Nein, aktuell gibt es im Gebäudeenergiegesetz (bzw. dem kommenden Gebäudemodernisierungsgesetz) keine generelle gesetzliche Austauschpflicht für bestehende Nachtspeicherheizungen in Wohngebäuden. Eine ältere Verordnung zur Außerbetriebnahme wurde bereits vor Jahren aufgehoben. Aus wirtschaftlicher Sicht ist der Betrieb aufgrund der enormen Stromkosten jedoch in den allermeisten Fällen ein reines Draufzahlgeschäft, weshalb sich ein freiwilliger Tausch schnell amortisiert.
Wer entsorgt meine alten Nachtspeicheröfen und was kostet das?
Die Entsorgung sollte immer durch einen spezialisierten und zertifizierten Fachbetrieb oder im Rahmen der Installation durch den Heizungsbauer oder die Heizungsbauerin erfolgen. Die Expert:innen verpacken die Geräte oft staubdicht, transportieren sie als Gefahrgut ab und kümmern sich um die fachgerechte Entsorgung. Die Kosten liegen im Schnitt bei etwa 100 bis 250 € pro Gerät, abhängig von Größe, Gewicht und Schadstoffbelastung. Lass dir unbedingt einen Entsorgungsnachweis geben, denn diesen benötigst du oft auch als Beleg für die Fördermittelstelle.
Wie lange dauert der Ausbau und die Umrüstung auf ein neues System?

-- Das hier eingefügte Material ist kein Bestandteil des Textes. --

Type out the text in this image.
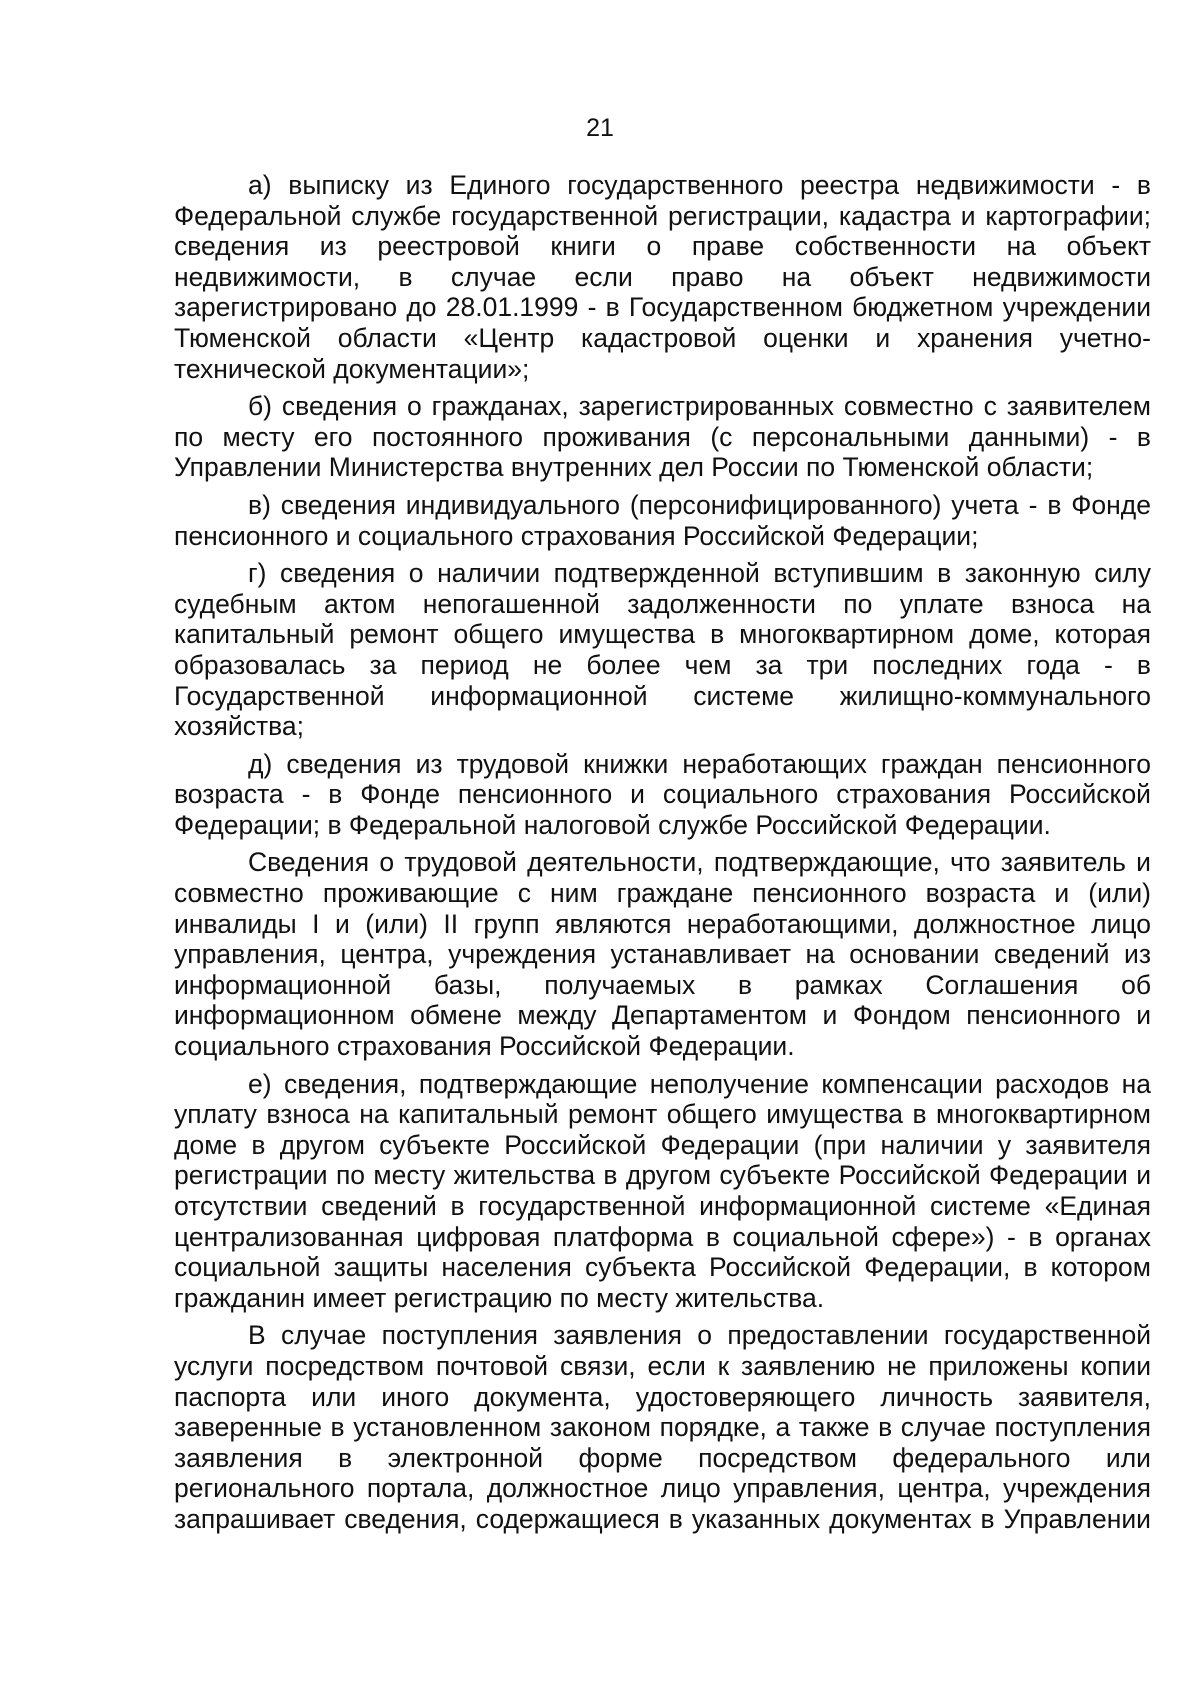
21

а) выписку из Единого государственного реестра недвижимости - в Федеральной службе государственной регистрации, кадастра и картографии; сведения из реестровой книги о праве собственности на объект недвижимости, в случае если право на объект недвижимости зарегистрировано до 28.01.1999 - в Государственном бюджетном учреждении Тюменской области «Центр кадастровой оценки и хранения учетно-технической документации»;

б) сведения о гражданах, зарегистрированных совместно с заявителем по месту его постоянного проживания (с персональными данными) - в Управлении Министерства внутренних дел России по Тюменской области;

в) сведения индивидуального (персонифицированного) учета - в Фонде пенсионного и социального страхования Российской Федерации;

г) сведения о наличии подтвержденной вступившим в законную силу судебным актом непогашенной задолженности по уплате взноса на капитальный ремонт общего имущества в многоквартирном доме, которая образовалась за период не более чем за три последних года - в Государственной информационной системе жилищно-коммунального хозяйства;

д) сведения из трудовой книжки неработающих граждан пенсионного возраста - в Фонде пенсионного и социального страхования Российской Федерации; в Федеральной налоговой службе Российской Федерации.

Сведения о трудовой деятельности, подтверждающие, что заявитель и совместно проживающие с ним граждане пенсионного возраста и (или) инвалиды I и (или) II групп являются неработающими, должностное лицо управления, центра, учреждения устанавливает на основании сведений из информационной базы, получаемых в рамках Соглашения об информационном обмене между Департаментом и Фондом пенсионного и социального страхования Российской Федерации.

е) сведения, подтверждающие неполучение компенсации расходов на уплату взноса на капитальный ремонт общего имущества в многоквартирном доме в другом субъекте Российской Федерации (при наличии у заявителя регистрации по месту жительства в другом субъекте Российской Федерации и отсутствии сведений в государственной информационной системе «Единая централизованная цифровая платформа в социальной сфере») - в органах социальной защиты населения субъекта Российской Федерации, в котором гражданин имеет регистрацию по месту жительства.

В случае поступления заявления о предоставлении государственной услуги посредством почтовой связи, если к заявлению не приложены копии паспорта или иного документа, удостоверяющего личность заявителя, заверенные в установленном законом порядке, а также в случае поступления заявления в электронной форме посредством федерального или регионального портала, должностное лицо управления, центра, учреждения запрашивает сведения, содержащиеся в указанных документах в Управлении
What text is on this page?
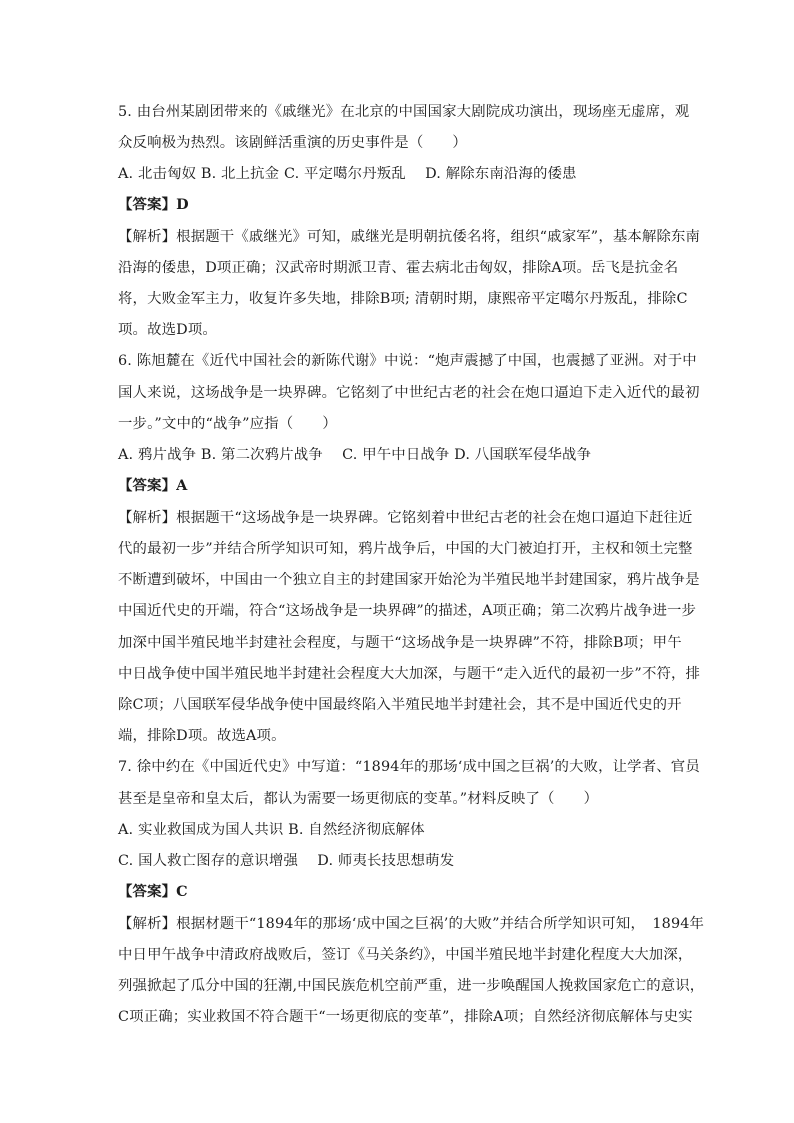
5. 由台州某剧团带来的《戚继光》在北京的中国国家大剧院成功演出，现场座无虚席，观
众反响极为热烈。该剧鲜活重演的历史事件是（　　）
A. 北击匈奴 B. 北上抗金 C. 平定噶尔丹叛乱　 D. 解除东南沿海的倭患
【答案】D
【解析】根据题干《戚继光》可知，戚继光是明朝抗倭名将，组织“戚家军”，基本解除东南
沿海的倭患，D项正确；汉武帝时期派卫青、霍去病北击匈奴，排除A项。岳飞是抗金名
将，大败金军主力，收复许多失地，排除B项; 清朝时期，康熙帝平定噶尔丹叛乱，排除C
项。故选D项。
6. 陈旭麓在《近代中国社会的新陈代谢》中说：“炮声震撼了中国，也震撼了亚洲。对于中
国人来说，这场战争是一块界碑。它铭刻了中世纪古老的社会在炮口逼迫下走入近代的最初
一步。”文中的“战争”应指（　　）
A. 鸦片战争 B. 第二次鸦片战争　 C. 甲午中日战争 D. 八国联军侵华战争
【答案】A
【解析】根据题干“这场战争是一块界碑。它铭刻着中世纪古老的社会在炮口逼迫下赶往近
代的最初一步”并结合所学知识可知，鸦片战争后，中国的大门被迫打开，主权和领土完整
不断遭到破坏，中国由一个独立自主的封建国家开始沦为半殖民地半封建国家，鸦片战争是
中国近代史的开端，符合“这场战争是一块界碑”的描述，A项正确；第二次鸦片战争进一步
加深中国半殖民地半封建社会程度，与题干“这场战争是一块界碑”不符，排除B项；甲午
中日战争使中国半殖民地半封建社会程度大大加深，与题干“走入近代的最初一步”不符，排
除C项；八国联军侵华战争使中国最终陷入半殖民地半封建社会，其不是中国近代史的开
端，排除D项。故选A项。
7. 徐中约在《中国近代史》中写道：“1894年的那场‘成中国之巨祸’的大败，让学者、官员
甚至是皇帝和皇太后，都认为需要一场更彻底的变革。”材料反映了（　　）
A. 实业救国成为国人共识 B. 自然经济彻底解体
C. 国人救亡图存的意识增强　 D. 师夷长技思想萌发
【答案】C
【解析】根据材题干“1894年的那场‘成中国之巨祸’的大败”并结合所学知识可知，　1894年
中日甲午战争中清政府战败后，签订《马关条约》，中国半殖民地半封建化程度大大加深，
列强掀起了瓜分中国的狂潮,中国民族危机空前严重，进一步唤醒国人挽救国家危亡的意识，
C项正确；实业救国不符合题干“一场更彻底的变革”，排除A项；自然经济彻底解体与史实
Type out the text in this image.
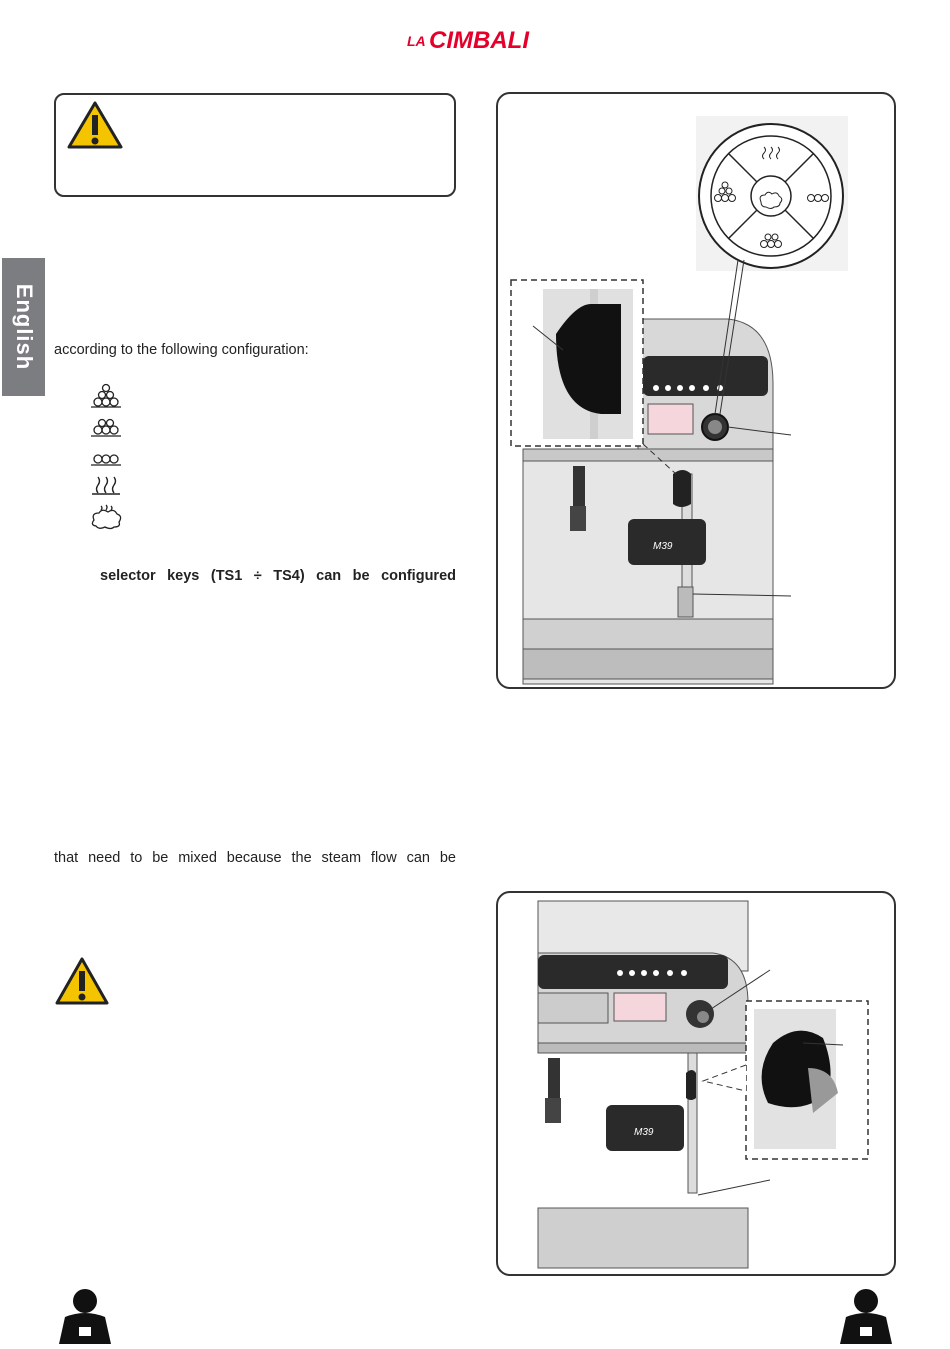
LA CIMBALI
English according to the following configuration:
selector keys (TS1 ÷ TS4) can be configured
that need to be mixed because the steam flow can be
M39
M39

Der reine Ausbau und der Abtransport der alten Nachtspeicheröfen ist meist innerhalb von 1 bis 2 Tagen erledigt. Die Dauer der Neuinstallation hängt vom gewählten System ab:
- Moderne Elektroheizung (z.B. Infrarot): 1 bis 3 Tage, da meist nur bestehende Stromanschlüsse genutzt oder angepasst werden müssen.
- Zentralheizung (z.B. Wärmepumpe inkl. Rohrverlegung): Ca. 2 bis 3 Wochen, da Heizungsrohre verlegt, Heizkörper montiert und die zentrale Heizanlage im Technikraum installiert und hydraulisch abgeglichen werden muss.